Nie znaczy to oczywiście, że zabrakło kontrdemonstrantów. Na skraju pl. Piłsudskiego przycupnęła kilkunastoosobowa grupa przeciwników aborcji. Korzystając z mocnego nagłośnienia, odmawiali różaniec, mówili o dyskryminacji katolików i nagonce na księży.
O dyskryminacji katolików sporo mówiło też kilka osób towarzyszących ultraprawicowemu blogerowi Marcinowi Roli. Ci próbowali się wmieszać w wiec przeciw przemocy i dyskutować z jego uczestnikami. Byli przyjmowani raczej życzliwie. Potężny mężczyzna z brodą, w koszulce z orłem i tęczową flagą zarzuconą na ramiona, przedstawiający się jako PKS – Polak, katolik, socjalista, wciąż wyciągał do nich rękę.
– Niech mi pan poda rękę.
– Ale z jakiej racji?
– No jak Polak Polakowi.
– Ale ja mam zajęte ręce.
Po kilkunastu minutach prawicowcy odchodzą, antyaborcjoniści nadal się modlą, trwa też wiec.
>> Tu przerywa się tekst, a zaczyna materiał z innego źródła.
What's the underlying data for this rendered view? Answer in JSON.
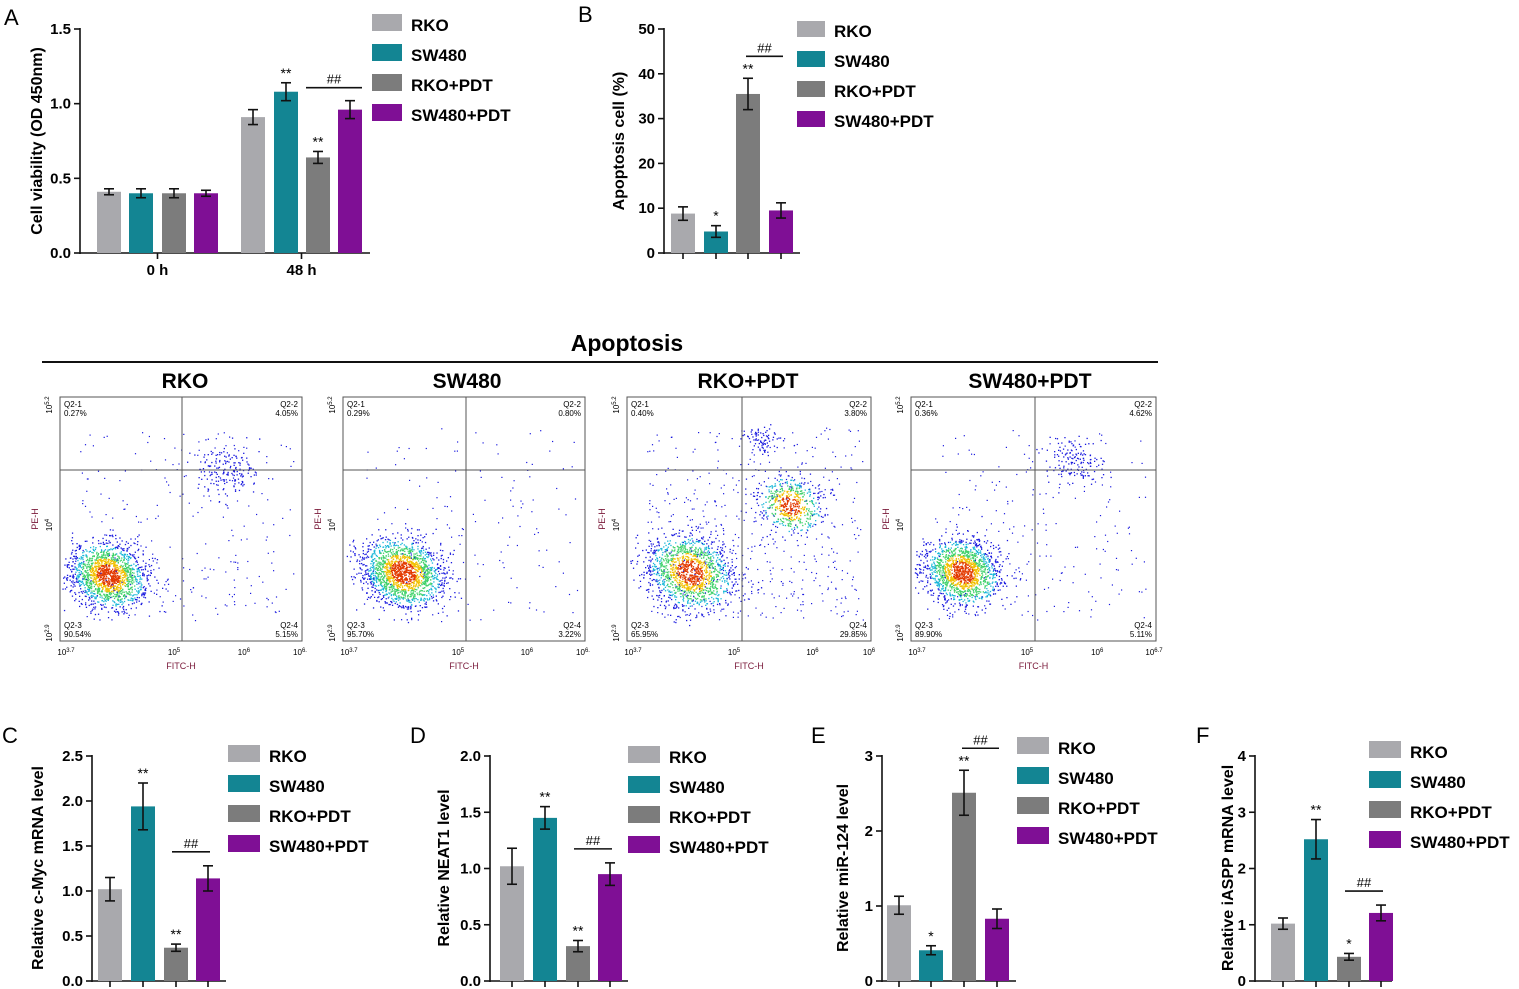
{
  "colors": {
    "RKO": "#a9a9ad",
    "SW480": "#138593",
    "RKO+PDT": "#7c7c7c",
    "SW480+PDT": "#7f0f95",
    "dots": "#1a1adf"
  },
  "legend": [
    "RKO",
    "SW480",
    "RKO+PDT",
    "SW480+PDT"
  ],
  "panel_labels": {
    "A": "A",
    "B": "B",
    "C": "C",
    "D": "D",
    "E": "E",
    "F": "F"
  },
  "flow": {
    "title": "Apoptosis",
    "x_label": "FITC-H",
    "y_label": "PE-H",
    "x_ticks": [
      "10^3.7",
      "10^5",
      "10^6",
      "10^6."
    ],
    "x_ticks_last": [
      "10^6.",
      "10^6.",
      "10^6",
      "10^6.7"
    ],
    "y_ticks": [
      "10^2.9",
      "10^4",
      "10^5.2"
    ],
    "panels": [
      {
        "name": "RKO",
        "q1": "Q2-1",
        "q1v": "0.27%",
        "q2": "Q2-2",
        "q2v": "4.05%",
        "q3": "Q2-3",
        "q3v": "90.54%",
        "q4": "Q2-4",
        "q4v": "5.15%"
      },
      {
        "name": "SW480",
        "q1": "Q2-1",
        "q1v": "0.29%",
        "q2": "Q2-2",
        "q2v": "0.80%",
        "q3": "Q2-3",
        "q3v": "95.70%",
        "q4": "Q2-4",
        "q4v": "3.22%"
      },
      {
        "name": "RKO+PDT",
        "q1": "Q2-1",
        "q1v": "0.40%",
        "q2": "Q2-2",
        "q2v": "3.80%",
        "q3": "Q2-3",
        "q3v": "65.95%",
        "q4": "Q2-4",
        "q4v": "29.85%"
      },
      {
        "name": "SW480+PDT",
        "q1": "Q2-1",
        "q1v": "0.36%",
        "q2": "Q2-2",
        "q2v": "4.62%",
        "q3": "Q2-3",
        "q3v": "89.90%",
        "q4": "Q2-4",
        "q4v": "5.11%"
      }
    ]
  },
  "chart_data": [
    {
      "panel": "A",
      "type": "bar",
      "ylabel": "Cell viability (OD 450nm)",
      "ylim": [
        0,
        1.5
      ],
      "yticks": [
        "0.0",
        "0.5",
        "1.0",
        "1.5"
      ],
      "categories": [
        "0 h",
        "48 h"
      ],
      "series": [
        {
          "name": "RKO",
          "values": [
            0.41,
            0.91
          ],
          "errors": [
            0.02,
            0.05
          ],
          "marks": [
            "",
            ""
          ]
        },
        {
          "name": "SW480",
          "values": [
            0.4,
            1.08
          ],
          "errors": [
            0.03,
            0.06
          ],
          "marks": [
            "",
            "**"
          ]
        },
        {
          "name": "RKO+PDT",
          "values": [
            0.4,
            0.64
          ],
          "errors": [
            0.03,
            0.04
          ],
          "marks": [
            "",
            "**"
          ]
        },
        {
          "name": "SW480+PDT",
          "values": [
            0.4,
            0.96
          ],
          "errors": [
            0.02,
            0.06
          ],
          "marks": [
            "",
            ""
          ]
        }
      ],
      "significance": [
        {
          "category": 1,
          "from": 2,
          "to": 3,
          "label": "##"
        }
      ]
    },
    {
      "panel": "B",
      "type": "bar",
      "ylabel": "Apoptosis cell (%)",
      "ylim": [
        0,
        50
      ],
      "yticks": [
        "0",
        "10",
        "20",
        "30",
        "40",
        "50"
      ],
      "categories": [
        "RKO",
        "SW480",
        "RKO+PDT",
        "SW480+PDT"
      ],
      "values": [
        8.8,
        4.8,
        35.5,
        9.5
      ],
      "errors": [
        1.5,
        1.3,
        3.5,
        1.7
      ],
      "marks": [
        "",
        "*",
        "**",
        ""
      ],
      "significance": [
        {
          "from": 2,
          "to": 3,
          "label": "##"
        }
      ]
    },
    {
      "panel": "C",
      "type": "bar",
      "ylabel": "Relative c-Myc mRNA level",
      "ylim": [
        0,
        2.5
      ],
      "yticks": [
        "0.0",
        "0.5",
        "1.0",
        "1.5",
        "2.0",
        "2.5"
      ],
      "categories": [
        "RKO",
        "SW480",
        "RKO+PDT",
        "SW480+PDT"
      ],
      "values": [
        1.02,
        1.94,
        0.37,
        1.14
      ],
      "errors": [
        0.13,
        0.26,
        0.04,
        0.14
      ],
      "marks": [
        "",
        "**",
        "**",
        ""
      ],
      "significance": [
        {
          "from": 2,
          "to": 3,
          "label": "##"
        }
      ]
    },
    {
      "panel": "D",
      "type": "bar",
      "ylabel": "Relative NEAT1 level",
      "ylim": [
        0,
        2.0
      ],
      "yticks": [
        "0.0",
        "0.5",
        "1.0",
        "1.5",
        "2.0"
      ],
      "categories": [
        "RKO",
        "SW480",
        "RKO+PDT",
        "SW480+PDT"
      ],
      "values": [
        1.02,
        1.45,
        0.31,
        0.95
      ],
      "errors": [
        0.16,
        0.1,
        0.05,
        0.1
      ],
      "marks": [
        "",
        "**",
        "**",
        ""
      ],
      "significance": [
        {
          "from": 2,
          "to": 3,
          "label": "##"
        }
      ]
    },
    {
      "panel": "E",
      "type": "bar",
      "ylabel": "Relative miR-124 level",
      "ylim": [
        0,
        3
      ],
      "yticks": [
        "0",
        "1",
        "2",
        "3"
      ],
      "categories": [
        "RKO",
        "SW480",
        "RKO+PDT",
        "SW480+PDT"
      ],
      "values": [
        1.01,
        0.41,
        2.51,
        0.83
      ],
      "errors": [
        0.12,
        0.06,
        0.3,
        0.13
      ],
      "marks": [
        "",
        "*",
        "**",
        ""
      ],
      "significance": [
        {
          "from": 2,
          "to": 3,
          "label": "##"
        }
      ]
    },
    {
      "panel": "F",
      "type": "bar",
      "ylabel": "Relative iASPP mRNA level",
      "ylim": [
        0,
        4
      ],
      "yticks": [
        "0",
        "1",
        "2",
        "3",
        "4"
      ],
      "categories": [
        "RKO",
        "SW480",
        "RKO+PDT",
        "SW480+PDT"
      ],
      "values": [
        1.02,
        2.52,
        0.43,
        1.21
      ],
      "errors": [
        0.1,
        0.35,
        0.06,
        0.14
      ],
      "marks": [
        "",
        "**",
        "*",
        ""
      ],
      "significance": [
        {
          "from": 2,
          "to": 3,
          "label": "##"
        }
      ]
    }
  ]
}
Czytaj także: „Przeszliśmy przez Białystok, przejdziemy wszędzie”. Manifestacja w Warszawie
Brakowało kiełbasek z grilla
Sam wiec mocno przypominał konwencję partyjną. Była duża scena, profesjonalne nagłośnienie. Kolejnych mówców zapowiadało dwoje konferansjerów. Za nimi grupa dzieci z hasłem „Polska przeciw przemocy”. W przerwach muzyka, czasem nawet na żywo.
– Brakuje tylko kiełbasek z grilla – komentował ktoś z przekąsem. Tłum zresztą nie był nieprzebrany.